RASCUNHO

 

Vitor de Athayde Couto

 

Ele queria ser escritor, poeta ou dramaturgo. Acontece que as dificuldades da vida levaram nosso valente a comer na mão dos poderosos e a viver às custas de uma espécie de literatura chapa branca ou jornalismo fake. Mas todos os seus problemas se acabaram depois que o chefe político local lhe deu um emprego de revisor do diário oficial do município de Lagoa do Boi dos Araújos. Feitos um para o outro, viveram felizes para quase sempre.

Certa noite sonhou que ainda era jovem. Haveria tempo de realizar seus projetos de juventude? Teria coragem de praticar uma escrita insurgente, empunhando a arma da crítica? Quando acordou, percebeu que já era tarde. Não conseguia libertar-se do ramerrão. O teclado do seu computador estava definitivamente configurado a uma consciência de papagaio de pirata.

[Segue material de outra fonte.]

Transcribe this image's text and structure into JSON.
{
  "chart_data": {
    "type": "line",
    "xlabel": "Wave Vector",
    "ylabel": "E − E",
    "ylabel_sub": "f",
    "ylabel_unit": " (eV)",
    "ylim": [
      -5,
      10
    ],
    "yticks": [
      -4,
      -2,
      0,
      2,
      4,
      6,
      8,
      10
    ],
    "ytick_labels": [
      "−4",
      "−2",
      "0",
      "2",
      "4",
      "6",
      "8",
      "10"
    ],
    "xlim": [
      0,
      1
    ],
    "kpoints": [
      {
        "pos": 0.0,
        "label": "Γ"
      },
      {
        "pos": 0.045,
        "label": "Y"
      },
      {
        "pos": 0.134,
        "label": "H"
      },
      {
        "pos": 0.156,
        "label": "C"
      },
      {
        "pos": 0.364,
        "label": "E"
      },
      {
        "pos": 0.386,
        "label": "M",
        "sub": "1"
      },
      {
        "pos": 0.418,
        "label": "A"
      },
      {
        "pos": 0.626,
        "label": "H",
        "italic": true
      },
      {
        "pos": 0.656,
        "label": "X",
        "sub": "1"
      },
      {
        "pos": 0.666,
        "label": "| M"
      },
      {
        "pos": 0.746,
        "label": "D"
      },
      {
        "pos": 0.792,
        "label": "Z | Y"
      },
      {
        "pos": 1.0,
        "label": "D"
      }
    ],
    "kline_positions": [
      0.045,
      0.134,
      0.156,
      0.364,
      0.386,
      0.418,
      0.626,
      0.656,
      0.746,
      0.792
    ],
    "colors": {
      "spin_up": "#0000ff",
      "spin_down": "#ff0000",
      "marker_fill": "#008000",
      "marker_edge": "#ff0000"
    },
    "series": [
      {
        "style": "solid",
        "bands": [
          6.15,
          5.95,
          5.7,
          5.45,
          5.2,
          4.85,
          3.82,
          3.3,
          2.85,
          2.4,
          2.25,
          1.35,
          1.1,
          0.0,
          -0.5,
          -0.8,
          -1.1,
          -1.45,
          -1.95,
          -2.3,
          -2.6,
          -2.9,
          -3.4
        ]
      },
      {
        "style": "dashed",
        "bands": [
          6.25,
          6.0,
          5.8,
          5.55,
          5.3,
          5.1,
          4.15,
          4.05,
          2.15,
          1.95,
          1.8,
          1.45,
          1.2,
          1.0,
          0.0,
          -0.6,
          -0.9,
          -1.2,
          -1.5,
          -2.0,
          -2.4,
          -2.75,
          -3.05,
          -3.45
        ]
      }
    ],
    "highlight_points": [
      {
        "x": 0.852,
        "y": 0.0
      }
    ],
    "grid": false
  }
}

Letra após letra, não encontrou mais nenhum nome por inteiro. Tudo era breve ou abreviado, como nas mensagens das redes sociais. A sua inteligência, artificializada pelo algoritmo de repetição, quebrava as palavras em pequenos tokens de utilidade.

Por ser pobre de direita e mestiço neonazista, o seu teclado só escrevia o que o patrão rico queria ler. Mas era tudo tão descuidado que os lagoanos do boi dos Araújos perceberam, e ele acabou ganhando o apelido de “Rascunho”.